The center’s building is located across from Sealaska Corp.’s headquarters on a site that once was a downtown eyesore. It is also expected to give a boost to the city’s center.
Sealaska officials are showing off a new architect’s model of the $22.5 million building, as they continue fundraising to get it built.
“It will be a first-institution for the study of Native cultures, preservation of historical papers and ethnographic collections, and the preservation of Native art,” said the Institute’s President Rosita Worl, in information presented to the Alaska Legislature.
The lawmakers came through with $5 million for the project in the budget adopted this year and recently signed by Gov. Sean Parnell. Together with $2 million previously appropriated by the state, the Institute now has substantial funds with which to continue development.
The Juneau legislative delegation, with strong backing from the City and Borough of Juneau and local and regional group, has been a strong supporter of the project as well.
Rep. Cathy Muñoz, R-Juneau, said the new building fills an important need.
“The Sealaska Heritage Institute holds one of the most significant collections of Tlingit archival material in the world,” she said, and the new center will enable the preservation of that material.
“It will have a very strong educational component as well, the active promotion of Tlingit dance, language and art,” she said.
The building will go on the site of an historic building constructed in 1896 that burned in 2004. It had formally been known as the Town Center Mall, but was commonly called the “Skinner Building,” after a former owner. Historically it had been known as the C. W. Young building.
Sealaska Corp. purchased the site a year ago for $800,000 to donate to the institute.
Sealaska’s purchase ended the site’s eyesore phase. After the burned wreckage was removed, all that was left was a hole in the ground known colloquially as “The Pit.”
Sealaska filled and landscaped the site, removing the threat from crumbling sidewalks and its litter-attracting features.
The new building is being designed by MRV Architects, with 29,500 square feet, taking into account Northwest Coast Native art and architectural traditions.
In addition to the historical collections it will house in both exhibits and storage, there will be research space, offices and areas for art demonstration. It will be open the public.
Additional fundraising is needed to complete the project, but U.S. Sen.
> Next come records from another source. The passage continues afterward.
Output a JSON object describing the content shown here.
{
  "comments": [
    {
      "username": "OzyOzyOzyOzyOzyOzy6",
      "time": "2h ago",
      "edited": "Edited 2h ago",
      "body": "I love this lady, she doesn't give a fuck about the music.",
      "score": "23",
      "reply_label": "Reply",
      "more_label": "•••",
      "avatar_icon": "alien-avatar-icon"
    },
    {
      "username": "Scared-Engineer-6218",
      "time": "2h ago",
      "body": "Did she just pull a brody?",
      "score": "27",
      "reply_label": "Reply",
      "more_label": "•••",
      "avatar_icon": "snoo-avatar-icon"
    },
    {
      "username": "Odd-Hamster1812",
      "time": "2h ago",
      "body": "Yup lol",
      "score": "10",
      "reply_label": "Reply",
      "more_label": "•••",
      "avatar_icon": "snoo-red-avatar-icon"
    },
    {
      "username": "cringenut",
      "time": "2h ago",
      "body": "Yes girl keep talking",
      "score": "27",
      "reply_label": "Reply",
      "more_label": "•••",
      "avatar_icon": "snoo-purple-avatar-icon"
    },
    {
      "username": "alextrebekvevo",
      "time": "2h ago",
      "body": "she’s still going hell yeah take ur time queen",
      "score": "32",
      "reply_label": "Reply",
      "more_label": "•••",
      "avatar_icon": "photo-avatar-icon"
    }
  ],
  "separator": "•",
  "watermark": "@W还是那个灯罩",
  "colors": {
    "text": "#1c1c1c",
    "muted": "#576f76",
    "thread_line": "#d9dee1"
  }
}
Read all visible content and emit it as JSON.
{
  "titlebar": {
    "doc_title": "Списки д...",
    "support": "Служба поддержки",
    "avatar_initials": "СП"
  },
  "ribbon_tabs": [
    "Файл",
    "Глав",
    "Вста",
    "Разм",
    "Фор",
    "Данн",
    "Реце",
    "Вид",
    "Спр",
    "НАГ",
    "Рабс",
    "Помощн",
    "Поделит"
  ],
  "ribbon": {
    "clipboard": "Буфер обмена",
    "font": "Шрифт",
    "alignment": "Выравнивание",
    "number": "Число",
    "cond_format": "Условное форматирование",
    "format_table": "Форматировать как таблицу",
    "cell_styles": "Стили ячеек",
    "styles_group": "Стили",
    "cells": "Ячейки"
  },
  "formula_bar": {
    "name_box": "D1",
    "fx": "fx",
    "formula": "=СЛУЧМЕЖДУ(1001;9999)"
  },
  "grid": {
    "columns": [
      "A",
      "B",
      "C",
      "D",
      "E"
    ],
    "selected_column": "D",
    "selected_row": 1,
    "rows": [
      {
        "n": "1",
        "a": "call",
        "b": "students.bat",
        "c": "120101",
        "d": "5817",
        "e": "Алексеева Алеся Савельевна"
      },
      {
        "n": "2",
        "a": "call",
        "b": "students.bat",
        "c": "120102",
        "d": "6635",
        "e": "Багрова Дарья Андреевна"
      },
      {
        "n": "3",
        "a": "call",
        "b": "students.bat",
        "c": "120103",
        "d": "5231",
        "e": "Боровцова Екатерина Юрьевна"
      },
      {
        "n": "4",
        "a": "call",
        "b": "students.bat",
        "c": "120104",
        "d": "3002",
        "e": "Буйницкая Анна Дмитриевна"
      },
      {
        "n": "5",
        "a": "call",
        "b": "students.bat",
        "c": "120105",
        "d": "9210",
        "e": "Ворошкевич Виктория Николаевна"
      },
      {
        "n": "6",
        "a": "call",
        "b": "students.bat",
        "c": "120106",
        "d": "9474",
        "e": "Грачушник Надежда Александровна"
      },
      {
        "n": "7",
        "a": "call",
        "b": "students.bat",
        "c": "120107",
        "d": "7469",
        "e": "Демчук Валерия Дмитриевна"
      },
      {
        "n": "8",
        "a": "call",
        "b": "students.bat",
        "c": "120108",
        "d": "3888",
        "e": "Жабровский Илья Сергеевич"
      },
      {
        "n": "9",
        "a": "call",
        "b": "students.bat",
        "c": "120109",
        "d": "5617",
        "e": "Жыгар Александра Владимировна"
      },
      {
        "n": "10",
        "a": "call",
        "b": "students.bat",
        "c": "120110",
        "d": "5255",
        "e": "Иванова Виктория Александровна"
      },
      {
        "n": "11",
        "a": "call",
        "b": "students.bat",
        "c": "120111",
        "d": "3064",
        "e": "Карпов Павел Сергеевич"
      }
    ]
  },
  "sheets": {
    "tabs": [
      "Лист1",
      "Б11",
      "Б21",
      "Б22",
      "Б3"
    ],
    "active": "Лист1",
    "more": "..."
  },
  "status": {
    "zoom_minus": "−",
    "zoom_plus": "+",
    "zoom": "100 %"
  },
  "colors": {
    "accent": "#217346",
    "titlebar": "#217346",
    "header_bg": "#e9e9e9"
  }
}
Lisa Murkowski has praised it and promised to seek support for it from her colleagues.
She called plans for the center and its programs “vital steps in the right direction to creating a knowledge base of Alaska Native history and culture in the heart of Alaska’s capital city.”
Muñoz said the she hopes the federal fundraising will go well, but that with her colleagues in the Alaska Legislature all it took was education about the project to win their support.
The center, she said, will be an important addition to downtown Juneau.
“It’s going to be a beautiful facility,” she said.